Así es la relación de mi padre con su amigo el pastor: mi padre ordena y Eliseo obedece. Para algo mi padre es el empresario, el hombre importante y rico que llegó de la gran ciudad. Y Eliseo es un pobre pastor de ovejas, viejo y cansado, que tiene la suerte de tenerle como amigo. Hay cosas que no cambian nunca.
Conmigo, mi padre se comporta como con Eliseo. Sigue sin creer mi versión. Dice que a nadie le da un paro cardiaco por beber agua de un arroyo. Todo el tiempo me pregunta si había tomado algo, quién me lo dio, dónde estuve y con quién. Cuando le conté la verdad contestó:
—Ya veo que en esto también vas a ser una testaruda.
También. Él y yo sabemos lo que significa. Por eso es una palabra que nos hace daño a los dos.
Desde el primer momento noté que mi padre seguía enfadado conmigo. En el hospital apenas me dirigía la palabra, ni siquiera los primeros días. Sigue pensando que he sido demasiado dura con Salva y que no me costaría nada arreglar las cosas.
Ayer incluso envió a mi madre a convencerme:
—Si no hubieras roto con Salva, nada de esto hubiera pasado —dijo.
Reconocí que tenía razón: si no hubiera roto con Salva, no habría ido al Noche Cerrada, no habría tenido que aguantar las maniobras raras de mi hermano y su amigo odioso, y no habría tenido necesidad de salir a tomar un poco de aire fresco. Aunque, en lo esencial, las cosas podrían verse también desde otro ángulo. Por ejemplo:
—Si Salva no me hubiera roto el corazón, no le habría dejado y nada de todo esto hubiera pasado —respondí.
Mi madre se sentó en el borde de mi cama y me acarició el pelo.

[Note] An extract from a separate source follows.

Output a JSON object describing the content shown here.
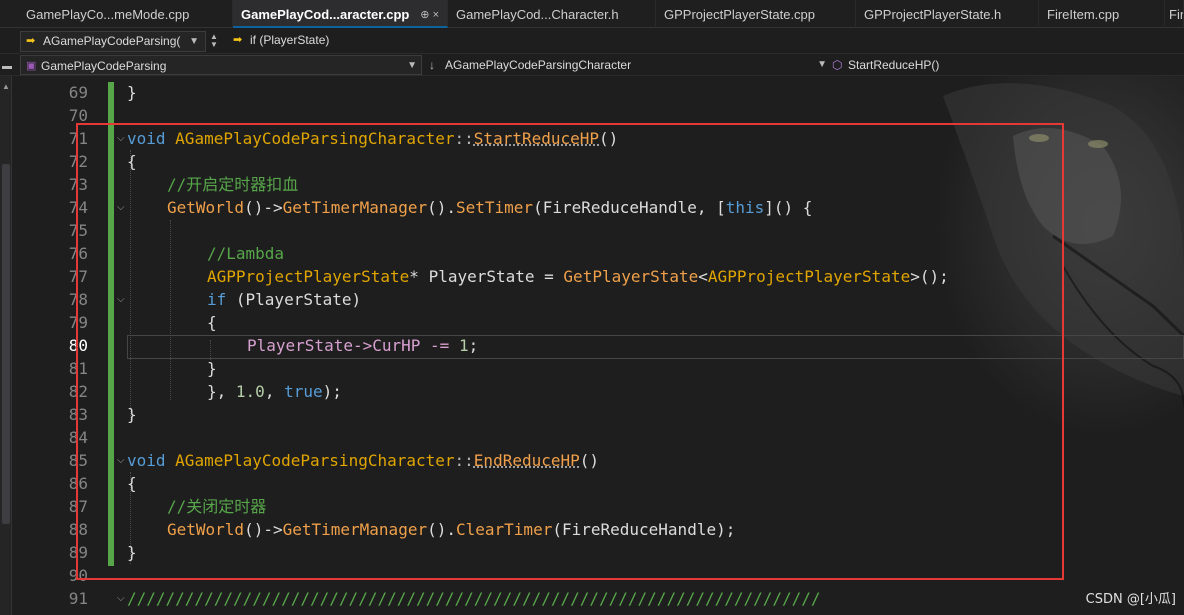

—Las relaciones entre dos personas siempre son difíciles, cariño —dijo—. A veces conviene saber perdonar para que todo vaya mejor que antes.
—Yo no quiero perdonar a Salva, mamá. Quiero olvidarle —repuse, más rotunda y segura que nunca.
Ella frunció los labios, disgustada, pero no insistió en el asunto. Sé que por mucho que papá la envíe con sus recados, ella me da la razón en silencio. A veces, perdonar es imposible. Creo que ella también lo sabe, aunque se empeñe en convencerme de lo contrario.
Antes de irse, aún volvió sobre sus talones y preguntó:
—¿No piensas decirle a los médicos lo que tomaste esa noche en el bar del pueblo?
—No tomé nada, mamá. Solo agua del arroyo.
«El agua encantada de los cuentos de Eliseo», habría añadido, de haberme atrevido.
Por lo visto, los médicos del hospital han dicho que van a analizar el agua del Arroyo Negro, así que espero que la ciencia demuestre a mis padres lo que yo no soy capaz de hacerles entender.
Ah. Por si alguien todavía duda de mí, aclararé que NO tomé nada. Ni drogas, ni alcohol, ni nada. Ni esta vez ni ninguna otra. He visto varias veces qué efectos provocan esas porquerías sobre otros y tengo muy claro cuál es mi postura: paso, gracias. Quien quiera matarse, que lo haga sin mí.
Y por si acaso, voy aclarar algunas cosas más:
1.
No fumo porque me da asco.
2.
Otras cosas que me dan asco: las espinacas, las setas, la pasta de dientes con sabor a fresa, el kétchup, las cáscaras de pipas tiradas en el suelo, la gente borracha y las colillas mojadas.
3.
No soporto el sabor del alcohol (y eso incluye la cerveza y, por supuesto, el vino).
4.
Otras cosas que no soporto: los listillos, los programas de animales, el rap, que mi madre me llame para ordenar armarios, los refrescos con gas, tener que ayudar a mi hermano a ordenar los cajones de su escritorio, hacer la cama y los
phrasal verb
de las clases de inglés.
5.
Me da terror probar cosas que no conozco (esto incluye la comida y los parques de atracciones).
6.
Otras cosas que me dan terror: las películas de zombies, los túneles abandonados, las voces de ultratumba y la soledad.
7.
No tengo amigos para salir. Por eso no salgo.
8.
Esta entrada de hoy comienza a ser una lata. Mejor lo dejo y vuelvo mañana con mejor ánimo.
Ah, ¡se me olvidaba!: me han salido dos muelas del juicio. No: cuatro (acabo de mirarme al espejo). Son grandes y puntiagudas. Rarísimas.
Brindo por mi acertado dentista, que en la última revisión dijo que bajo mis encías no había muelas del juicio y, por tanto, nunca me saldrían.
Y de paso, brindo por todos los que se equivocan alguna vez, incluida yo. ¡Salud!